Desegregating the Altar 

Many Northern white Catholics considered Black priests a novelty if not an oddity. In the South, however, the notion of Black priests being raised to the same level as white ones was seen as a threat to the Jim Crow system that dominated the post-Civil War South for a century. 

In spite of this, in 1871 the Josephite Fathers and Brothers were formed to serve African Americans. In his book Desegregating the Altar, one of the best ever written on American Catholic history, Stephen Ochs notes that they faced a tough battle advocating for African American priests. Opposition from both Catholics and non-Catholics was fierce.  

In Georgia, the notoriously racist Tom Watson, a future U.S. Senator,  attacked the Josephites for ordaining Black priests. In June 1914, his Watson’s Jeffersonian Weekly addressed what Watson called “The Sinister Portent of Negro Priests”:

Now when these black men are taught by white priests that they are your equals, and that in being received into the priesthood, they are better than you, what are to be the ultimate consequences? I do not address this vital question to non-Catholics only; I most earnestly implore the Catholics themselves to consider it.

Many Southern Catholic bishops agreed. New Orleans Archbishop James Blenk banned Black priests. In Georgia, Bishop Benjamin Kiely, a Civil War veteran, was buried with a Confederate flag. Several openly employed  racist terminology. In his memoir, Church historian John Tracy Ellis recalled that Cardinal John Glennon of St. Louis was well known for “his dislike of Blacks.” 

Epilogue

At the start of the twentieth century, Father John Slattery, head of the Josephites, frequently preached against Catholic racism. Eventually he left the Church in frustration and disgust. Ochs notes that during this same period Vatican authorities, not American bishops, took the lead to actively promote a Black priesthood. They at least didn’t fear Southern racism. In 1920, German Divine Word Fathers started the first African American seminary in Mississippi. 

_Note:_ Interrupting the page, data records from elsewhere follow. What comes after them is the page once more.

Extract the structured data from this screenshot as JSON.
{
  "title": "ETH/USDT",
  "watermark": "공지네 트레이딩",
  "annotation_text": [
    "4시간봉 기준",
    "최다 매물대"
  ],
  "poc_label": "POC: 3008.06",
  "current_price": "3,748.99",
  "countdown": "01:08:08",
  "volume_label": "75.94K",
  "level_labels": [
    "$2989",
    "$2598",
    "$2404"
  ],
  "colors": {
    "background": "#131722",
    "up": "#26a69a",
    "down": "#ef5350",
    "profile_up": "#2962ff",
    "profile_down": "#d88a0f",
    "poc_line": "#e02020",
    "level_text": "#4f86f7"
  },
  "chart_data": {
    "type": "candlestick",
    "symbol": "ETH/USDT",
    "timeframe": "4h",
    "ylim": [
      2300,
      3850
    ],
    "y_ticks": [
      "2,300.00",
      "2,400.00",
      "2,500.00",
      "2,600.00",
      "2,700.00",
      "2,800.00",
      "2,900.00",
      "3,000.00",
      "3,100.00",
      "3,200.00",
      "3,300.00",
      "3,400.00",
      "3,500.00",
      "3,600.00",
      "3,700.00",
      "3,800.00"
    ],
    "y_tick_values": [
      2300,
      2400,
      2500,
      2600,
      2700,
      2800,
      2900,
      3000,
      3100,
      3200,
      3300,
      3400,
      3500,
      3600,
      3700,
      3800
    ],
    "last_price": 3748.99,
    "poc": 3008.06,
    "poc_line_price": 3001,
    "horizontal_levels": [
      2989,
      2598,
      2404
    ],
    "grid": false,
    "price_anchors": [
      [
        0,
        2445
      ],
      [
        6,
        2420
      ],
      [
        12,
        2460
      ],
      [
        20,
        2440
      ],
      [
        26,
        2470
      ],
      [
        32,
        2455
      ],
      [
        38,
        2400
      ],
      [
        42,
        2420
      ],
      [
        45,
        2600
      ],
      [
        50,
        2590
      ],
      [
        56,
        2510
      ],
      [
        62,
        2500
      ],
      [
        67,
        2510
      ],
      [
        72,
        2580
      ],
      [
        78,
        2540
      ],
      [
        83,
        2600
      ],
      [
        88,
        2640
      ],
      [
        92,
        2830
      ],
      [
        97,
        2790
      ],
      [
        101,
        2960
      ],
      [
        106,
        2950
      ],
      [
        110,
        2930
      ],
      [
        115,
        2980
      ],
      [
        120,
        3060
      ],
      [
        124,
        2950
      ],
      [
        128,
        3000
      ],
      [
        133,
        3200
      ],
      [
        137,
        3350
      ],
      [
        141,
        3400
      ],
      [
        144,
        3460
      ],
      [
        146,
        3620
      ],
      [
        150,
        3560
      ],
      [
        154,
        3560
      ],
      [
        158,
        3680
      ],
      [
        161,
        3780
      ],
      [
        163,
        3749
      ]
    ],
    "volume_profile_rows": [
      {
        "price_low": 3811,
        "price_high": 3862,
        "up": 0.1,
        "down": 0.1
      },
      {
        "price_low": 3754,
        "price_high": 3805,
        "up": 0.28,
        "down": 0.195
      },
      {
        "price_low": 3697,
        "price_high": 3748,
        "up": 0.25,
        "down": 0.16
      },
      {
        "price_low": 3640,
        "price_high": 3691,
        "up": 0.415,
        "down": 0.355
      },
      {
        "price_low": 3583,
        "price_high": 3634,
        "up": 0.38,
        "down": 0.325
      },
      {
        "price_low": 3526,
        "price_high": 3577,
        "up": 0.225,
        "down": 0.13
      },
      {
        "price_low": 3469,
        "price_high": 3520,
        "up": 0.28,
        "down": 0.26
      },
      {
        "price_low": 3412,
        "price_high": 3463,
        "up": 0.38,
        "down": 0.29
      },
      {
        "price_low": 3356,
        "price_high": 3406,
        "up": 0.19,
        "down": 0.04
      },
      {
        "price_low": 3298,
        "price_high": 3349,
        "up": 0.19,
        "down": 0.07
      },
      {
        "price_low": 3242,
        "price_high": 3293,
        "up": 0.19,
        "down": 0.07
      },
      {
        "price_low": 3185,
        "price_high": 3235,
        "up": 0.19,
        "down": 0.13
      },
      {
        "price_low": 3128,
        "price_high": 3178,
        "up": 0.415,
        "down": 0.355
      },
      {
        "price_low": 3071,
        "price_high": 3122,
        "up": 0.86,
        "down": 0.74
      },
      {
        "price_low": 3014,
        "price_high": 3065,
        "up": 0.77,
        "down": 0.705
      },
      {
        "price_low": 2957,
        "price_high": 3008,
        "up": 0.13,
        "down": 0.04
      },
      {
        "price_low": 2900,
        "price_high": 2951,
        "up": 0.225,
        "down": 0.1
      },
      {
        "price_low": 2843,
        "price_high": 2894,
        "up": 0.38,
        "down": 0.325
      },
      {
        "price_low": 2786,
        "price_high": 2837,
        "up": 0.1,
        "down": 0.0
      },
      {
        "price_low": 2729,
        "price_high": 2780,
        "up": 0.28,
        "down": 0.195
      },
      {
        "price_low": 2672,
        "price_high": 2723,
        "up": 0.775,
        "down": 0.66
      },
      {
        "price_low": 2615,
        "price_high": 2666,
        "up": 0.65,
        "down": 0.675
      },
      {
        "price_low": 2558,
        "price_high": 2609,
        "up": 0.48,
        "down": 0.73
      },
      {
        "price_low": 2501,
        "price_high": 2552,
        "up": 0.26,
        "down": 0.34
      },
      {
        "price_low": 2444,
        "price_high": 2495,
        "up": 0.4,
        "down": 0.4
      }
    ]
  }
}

The ordeal of the Black priest, as Ochs has called it, lasted well into the twentieth century. While the Civil Rights Movement did a lot to change that, we can’t ignore this terrible blemish on American Catholic history, when the color of one’s skin was an impediment to ordination. The Josephites did what they could, but again it was a hard struggle inside and outside the Church. Today, at least, their experience reminds us today of the true meaning of the word “Catholic”: “universal.”